Introduction: Homozygous familial hypercholesterolemia (HoFH) is a rare inherited autosomal dominant disease (1/20000 Individuals) involving germline mutations in the LDL metabolism pathways (LDL receptor/PCSK9/APOB/lDLRAP) that results in very high levels of LDLc, usually >10 mmol/l, and premature cardiovascular disease. The EAS guidelines recommend the use of PCSK9 inhibitors (PCSK9i) as a third line therapy in HoFH, however they report no precision regarding the effect of monoclonal antibodies (MAB) vs small interfering RNA (siRNA) in this specific situation. Here we report a case of patient with HoFH and resistance to Inclisiran a siRNA PCSK9i.

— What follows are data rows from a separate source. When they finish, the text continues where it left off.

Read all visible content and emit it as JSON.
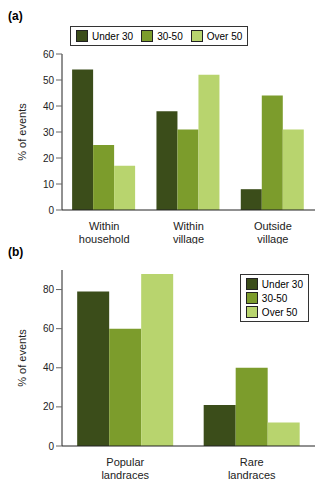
{
  "chart_data": [
    {
      "type": "bar",
      "title": "(a)",
      "y_label": "% of events",
      "categories": [
        "Within household",
        "Within village",
        "Outside village"
      ],
      "series": [
        {
          "name": "Under 30",
          "color": "#3b4d1a",
          "values": [
            54,
            38,
            8
          ]
        },
        {
          "name": "30-50",
          "color": "#7c9c2c",
          "values": [
            25,
            31,
            44
          ]
        },
        {
          "name": "Over 50",
          "color": "#b8d46e",
          "values": [
            17,
            52,
            31
          ]
        }
      ],
      "ylim": [
        0,
        60
      ],
      "yticks": [
        0,
        10,
        20,
        30,
        40,
        50,
        60
      ],
      "legend": "top-left",
      "grid": false
    },
    {
      "type": "bar",
      "title": "(b)",
      "y_label": "% of events",
      "categories": [
        "Popular landraces",
        "Rare landraces"
      ],
      "series": [
        {
          "name": "Under 30",
          "color": "#3b4d1a",
          "values": [
            79,
            21
          ]
        },
        {
          "name": "30-50",
          "color": "#7c9c2c",
          "values": [
            60,
            40
          ]
        },
        {
          "name": "Over 50",
          "color": "#b8d46e",
          "values": [
            88,
            12
          ]
        }
      ],
      "ylim": [
        0,
        90
      ],
      "yticks": [
        0,
        20,
        40,
        60,
        80
      ],
      "legend": "top-right",
      "grid": false
    }
  ]
}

Case series: Mrs M, 28-year-old woman, is a 4th of 6 siblings from a consanguineous (first degree cousins) marriage. She had a diagnosis of HoFH at the age of 10 with a baseline LDLc of 13.6 mmol/l (mutation LDLr: NM:000527.5:c.[(694+1_695-1)_(940+1_941-1)del]mat;[(694+1_695-1)_(940+1_941-1)del]pat). Despite an initiation of simvastatin and ezetimibe at a young age, LDLc remained very high due to adherence issues. Since 2023 we decided to conduct a stepped approach to treat her HoFH. We reinitiated rosuvastatin 40 mg plus ezetimibe 10 mg resulting in significant decrease of LDLc to 8.7 mmol/l. We then added inclisiran as a third line therapy for adherence purposes. However, LDLc decrease was insufficient: LDLc 7.5 mmol/l (additional 14% decrease) one month after the second injection. We then added bempedoic acid 180 mg and cholestyramine 3g/day, resulting in 16% additional decrease in LDLc (6.3 mmol/l). To better impact LDLc we decided to switch from inclisiran to evolocumab (MAB PCSK9i) since October 2023. In-fact, the patient’s brother carrying the same mutation at homozygous state, showed a spectacular response to evolocumab 280 mg every 15 days, with LDLc decreasing from 9 mmol/l to 4.8 mmol/l (46% decrease).

Discussion: This case corroborates the recent results of Orion 5 Study reporting a non-significant decrease of LDLc with inclisiran compared to placebo in HoFH despite a potent effect on circulating PCSK9¹. Real world data with monoclonal antibodies inhibiting PCSK9 in HoFH showed an excellent response (-57% of additional decrease in LDLc at 24 months) when added to other lipid lowering therapies².

Conclusion: in HoFH patients, the third line therapy after maximum statin/ezetimibe combination should be MAB PCSK9i, inclisiran showing poor efficacy in this context. Mechanisms explaining this discrepancy should be elucidated and future guidelines should precise this specificity.

References: 1. Raal F et al. ORION-5 Study Investigators. PMID: 37850379. 2. Arca M et al. PMID: 37850449.